O número de mortos nos últimos dois anos de guerra civil varia entre 60.000 e 150.000, segundo diversas fontes; mais de 13 milhões de pessoas foram deslocadas e mais da metade dos 52 milhões de habitantes estão ameaçados pela fome. Estima-se que dois terços da população necessitem de assistência humanitária para sobreviver. A violência sexual como arma de guerra é generalizada e os indícios de limpeza étnica em Darfur aumentaram após a queda de El-Fasher, o último reduto do exército na região.
O Sudão é um dos países africanos com maior riqueza em recursos naturais. Antigamente, possuía vastas quantidades de hidrocarbonetos, mas esses localizavam-se no Sudão do Sul, que se separou em 2011. Atualmente, o Sudão apresenta uma significativa atividade de mineração de ouro. Tal como o resto da África, o país foi colonizado e saqueado pelos imperialistas europeus; no caso do Sudão, pela Grã-Bretanha. Embora tenha declarado a sua independência em 1956, tal como a maioria dos países africanos da época, várias potências imperialistas continuaram a colonização e o saque do país, com governantes e setores burgueses a serviço de um ou outro imperialismo.
Durante 30 anos, de 1989 a 2019, o ditador Omar al-Bashir governou o país, em conluio com a pilhagem das potências imperialistas.

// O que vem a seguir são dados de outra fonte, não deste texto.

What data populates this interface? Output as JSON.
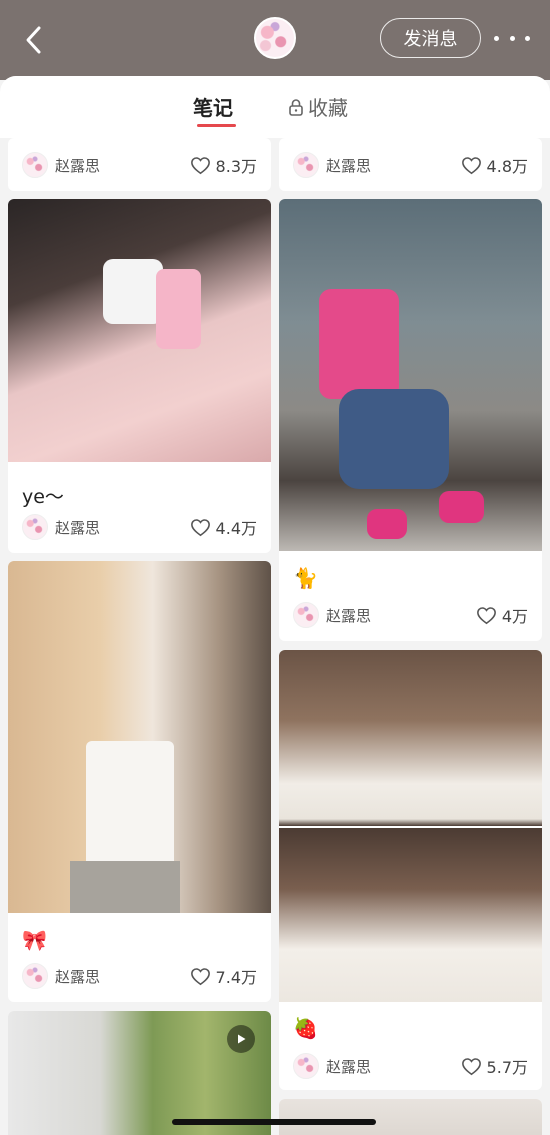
{
  "header": {
    "back_label": "‹",
    "message_button": "发消息",
    "more_label": "more"
  },
  "tabs": [
    {
      "label": "笔记",
      "active": true
    },
    {
      "label": "收藏",
      "locked": true
    }
  ],
  "feed": {
    "left": [
      {
        "caption": "",
        "author": "赵露思",
        "likes": "8.3万"
      },
      {
        "caption": "ye～",
        "author": "赵露思",
        "likes": "4.4万"
      },
      {
        "caption": "🎀",
        "author": "赵露思",
        "likes": "7.4万"
      },
      {
        "caption": "",
        "author": "",
        "likes": "",
        "video": true
      }
    ],
    "right": [
      {
        "caption": "",
        "author": "赵露思",
        "likes": "4.8万"
      },
      {
        "caption": "🐈",
        "author": "赵露思",
        "likes": "4万"
      },
      {
        "caption": "🍓",
        "author": "赵露思",
        "likes": "5.7万"
      }
    ]
  },
  "colors": {
    "header_bg": "#7b726f",
    "accent": "#e5484d",
    "page_bg": "#f3f3f3"
  }
}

Em 2011, o Sudão do Sul, com 12 milhões de habitantes, declarou sua independência do Sudão, repudiando a ditadura de al-Bashir. O Sudão do Sul é rico em hidrocarbonetos e tem uma população predominantemente negra africana, enquanto o Sudão tem uma população majoritariamente de ascendência árabe.

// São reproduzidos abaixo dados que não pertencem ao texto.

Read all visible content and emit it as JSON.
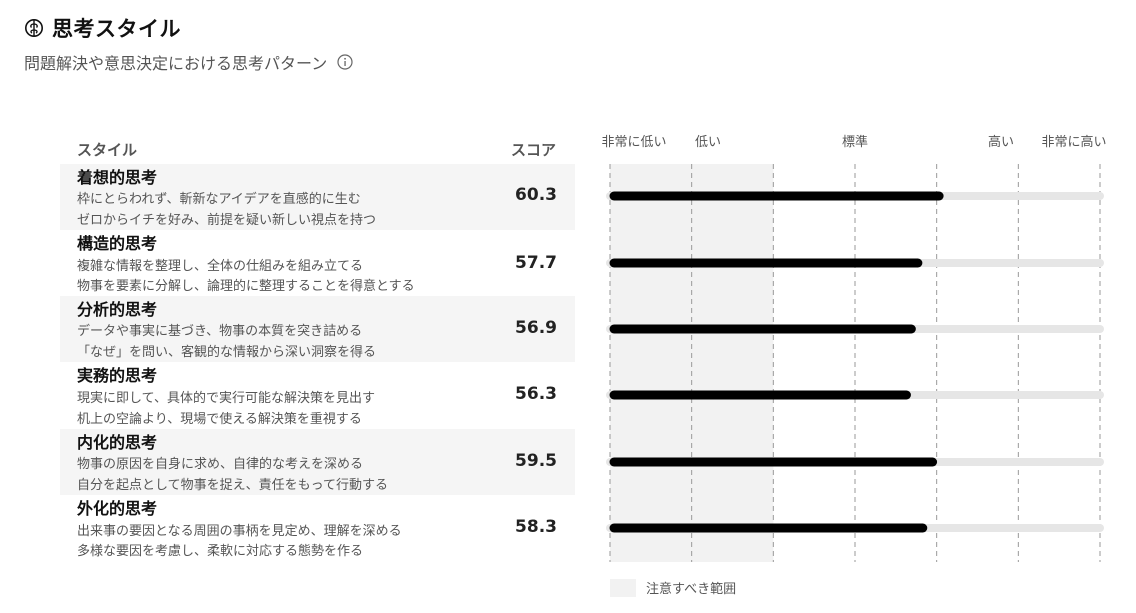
{
  "header": {
    "title": "思考スタイル",
    "subtitle": "問題解決や意思決定における思考パターン"
  },
  "table": {
    "style_header": "スタイル",
    "score_header": "スコア"
  },
  "legend": {
    "caution_label": "注意すべき範囲"
  },
  "colors": {
    "bar": "#000000",
    "track": "#e6e6e6",
    "caution": "#f2f2f2",
    "grid": "#999999"
  },
  "chart_data": {
    "type": "bar",
    "orientation": "horizontal",
    "scale_labels": [
      "非常に低い",
      "低い",
      "標準",
      "高い",
      "非常に高い"
    ],
    "caution_zone_label": "注意すべき範囲",
    "xlim": [
      20,
      80
    ],
    "categories": [
      "着想的思考",
      "構造的思考",
      "分析的思考",
      "実務的思考",
      "内化的思考",
      "外化的思考"
    ],
    "values": [
      60.3,
      57.7,
      56.9,
      56.3,
      59.5,
      58.3
    ],
    "rows": [
      {
        "name": "着想的思考",
        "desc1": "枠にとらわれず、斬新なアイデアを直感的に生む",
        "desc2": "ゼロからイチを好み、前提を疑い新しい視点を持つ",
        "score": "60.3"
      },
      {
        "name": "構造的思考",
        "desc1": "複雑な情報を整理し、全体の仕組みを組み立てる",
        "desc2": "物事を要素に分解し、論理的に整理することを得意とする",
        "score": "57.7"
      },
      {
        "name": "分析的思考",
        "desc1": "データや事実に基づき、物事の本質を突き詰める",
        "desc2": "「なぜ」を問い、客観的な情報から深い洞察を得る",
        "score": "56.9"
      },
      {
        "name": "実務的思考",
        "desc1": "現実に即して、具体的で実行可能な解決策を見出す",
        "desc2": "机上の空論より、現場で使える解決策を重視する",
        "score": "56.3"
      },
      {
        "name": "内化的思考",
        "desc1": "物事の原因を自身に求め、自律的な考えを深める",
        "desc2": "自分を起点として物事を捉え、責任をもって行動する",
        "score": "59.5"
      },
      {
        "name": "外化的思考",
        "desc1": "出来事の要因となる周囲の事柄を見定め、理解を深める",
        "desc2": "多様な要因を考慮し、柔軟に対応する態勢を作る",
        "score": "58.3"
      }
    ]
  }
}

O levante popular de 2019 e a queda do ditador al-Bashir
A queda do ditador Omar al-Bashir ocorreu por meio de um levante popular massivo. Milhões de sudaneses marcharam, exigindo a destituição de Bashir, de dezembro de 2018 a abril de 2019, incluindo a greve política nacional de maio de 2019 e as barricadas erguidas pelos manifestantes, que ocuparam a capital, apesar da violência dos militares.
Quando a revolução sudanesa contra al-Bashir eclodiu, em dezembro de 2018, al-Burhan e Hemedti eram dois pilares do regime. Naquela época, tentaram remediar a situação com uma reforma superficial, para permitir a continuidade dos negócios capitalistas. Ambos lideraram o golpe de 11 de abril, que depôs al-Bashir. Porém, a venda das riquezas do país continuou, com o agravamento da crise que perdura até os dias atuais.
Os dois atuaram em conjunto para suprimir e pôr fim à revolução sudanesa, em episódios como o massacre de Cartum, em 3 de junho de 2019, no qual mais de cem manifestantes foram mortos; ou a tentativa de golpe de Estado, em 25 de outubro de 2021, rejeitada por milhões de manifestantes nas ruas.
A nova guerra civil
Desde a queda de al-Bashir, os dois disputam o posto de homem forte do Sudão. Cada um cortejou diferentes potências imperialistas; e cada um foi cortejado por elas para saquear o país.
Em 15 de abril de 2023, ocorreram os primeiros confrontos da terceira guerra civil sudanesa. O estopim foi o confronto entre os dois homens fortes que disputavam o poder no país desde 2019: Abdel Fattah al-Burhan, chefe do exército sudanês e chefe de Estado de fato, e Mohamed Hamdan Dagalo, conhecido como Hemedti, líder das Forças de Apoio Rápido (RSF).
Hemedti tem um histórico de genocídio. Durante a ditadura, entre 2003 e 2019, comandou as milícias supremacistas árabes Janjawid, que atuaram como tropas de choque do ditador al-Bashir contra a população negra e perpetraram o genocídio no qual quase 400.000 pessoas morreram.
Al-Bashir recompensou Hemedti por esses massacres com concessões de minas de ouro e o promoveu a chefe da milícia paramilitar que se tornou sua principal guarda, as Forças de Apoio Rápido (RSF). À medida que subia na hierarquia do aparato estatal, Hemedti tornou-se um dos homens mais ricos do Sudão. E é aqui que entram em cena os Emirados Árabes Unidos (EAU), principal destino do ouro sudanês exportado por Hemedti.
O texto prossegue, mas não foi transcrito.